It's too soon to give up on updating South Carolina's 26-year-old sex education law. And there's no good reason to wait another year to pass legislation to do so.

Last week, a House subcommittee voted a discouraging 4-4 deadlock on a bill that would put some teeth in the current state sex ed protocol. It would require that health education teachers be certified to teach in that area. And it would clarify the way districts submit their health curricula for state scrutiny and support. At present, there is no standard, so students in many districts receive incomplete, and sometimes inaccurate, information about their sexual health.

Some advocates of teaching abstinence from sex as part of health curricula, say that educating children about preventing pregnancies only encourages students to have protected sex.

The law would not change a teacher's ability to teach abstinence. But it would retain the requirement that students be taught medically accurate information on how to prevent teen pregnancy and sexually transmitted diseases as part of the larger health curriculum.

While that has been part of the law for 26 years, it has been ignored or ineffectively handled in many districts where abstinence-only-until-marriage curricula are used.

And given that many teenagers do have sex and could benefit from knowing how to prevent pregnancy and disease, that instruction seems vital.

Some interpreted the recent subcommittee vote as a death knell for the bill. A tie vote is considered an "unfavorable report," which usually means it will just fade away.

But the full education committee could decide to take it up for debate anyway. And advocates for the bill believe that there is ample support among legislators to do so.

Indeed, several subcommittee members who voted "no" said they weren't necessarily opposed to the bill, but needed more time to review changes introduced at the 11th hour by Rep. Andy Patrick, R-Beaufort. Mr. Patrick's intent was to "perfect the language" of the bill, not to alter it substantially.

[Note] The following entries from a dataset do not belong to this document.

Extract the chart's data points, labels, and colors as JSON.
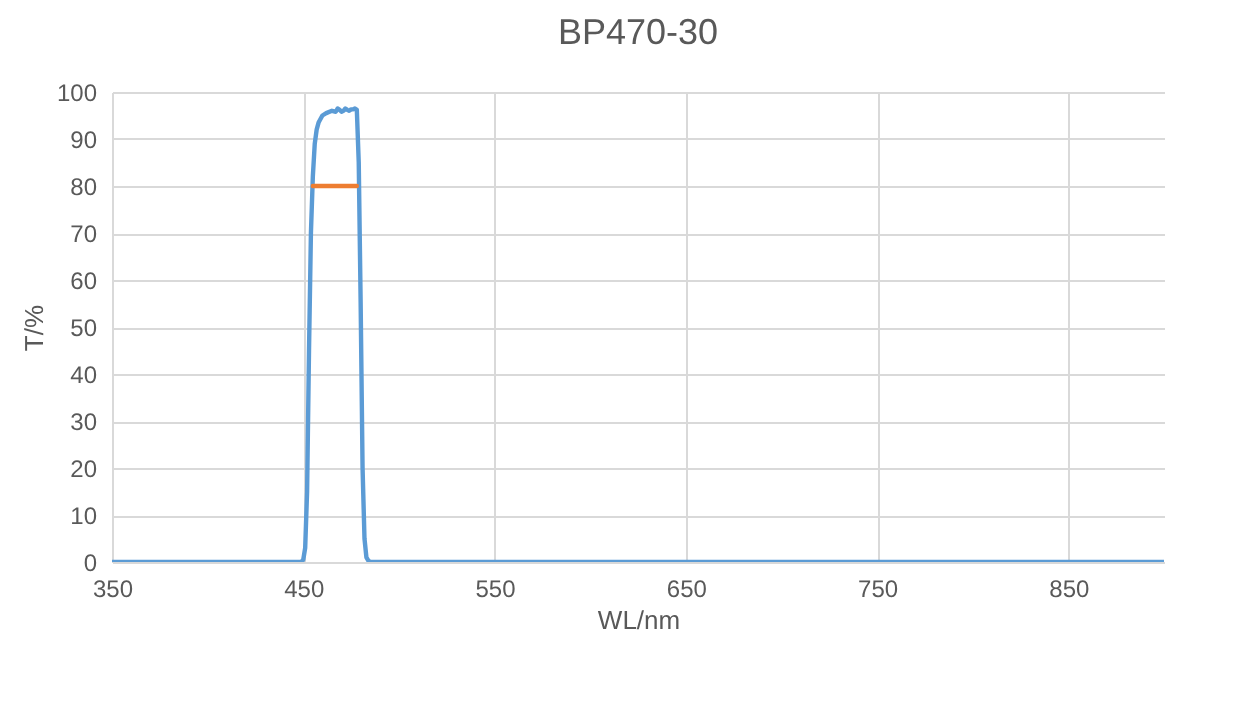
{
  "chart_data": {
    "type": "line",
    "title": "BP470-30",
    "xlabel": "WL/nm",
    "ylabel": "T/%",
    "xlim": [
      350,
      900
    ],
    "xticks": [
      350,
      450,
      550,
      650,
      750,
      850
    ],
    "ylim": [
      0,
      100
    ],
    "yticks": [
      0,
      10,
      20,
      30,
      40,
      50,
      60,
      70,
      80,
      90,
      100
    ],
    "grid": true,
    "marker": "none",
    "series": [
      {
        "color": "#5b9bd5",
        "x": [
          350,
          440,
          449,
          450,
          451,
          452,
          453,
          454,
          455,
          456,
          457,
          458,
          460,
          462,
          465,
          467,
          468,
          469,
          470,
          471,
          472,
          473,
          474,
          475,
          476,
          477,
          478,
          479,
          480,
          481,
          482,
          483,
          484,
          485,
          500,
          600,
          700,
          800,
          900
        ],
        "values": [
          0,
          0,
          0,
          0.5,
          3,
          15,
          45,
          70,
          82,
          89,
          92,
          93.5,
          95,
          95.5,
          96,
          95.8,
          96.5,
          96.2,
          95.8,
          96,
          96.5,
          96.2,
          96,
          96.3,
          96.3,
          96.5,
          96.2,
          85,
          55,
          20,
          5,
          1,
          0.3,
          0,
          0,
          0,
          0,
          0,
          0
        ]
      },
      {
        "color": "#ed7d31",
        "x": [
          455,
          478
        ],
        "values": [
          80,
          80
        ]
      }
    ]
  }
}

Surely no one in the S.C. House of Representatives wants teenagers in the state to engage in risky sex. Surely all would like to see the number of teen pregnancies and sexually transmitted diseases curbed.

The bill, introduced in 2013 by Rep. Jenny Horne, R-Summerville, and Rep. B.R. Skelton, R-Six Mile, would equip the state's students with factual information about reproductive and sexual health so they can make responsible decisions.

Yes, that includes giving them thorough information about condoms. After all, that is one way to prevent pregnancies.

And surely we all want our teens to base serious decisions on factual information - in the context of worthy principles and moral values.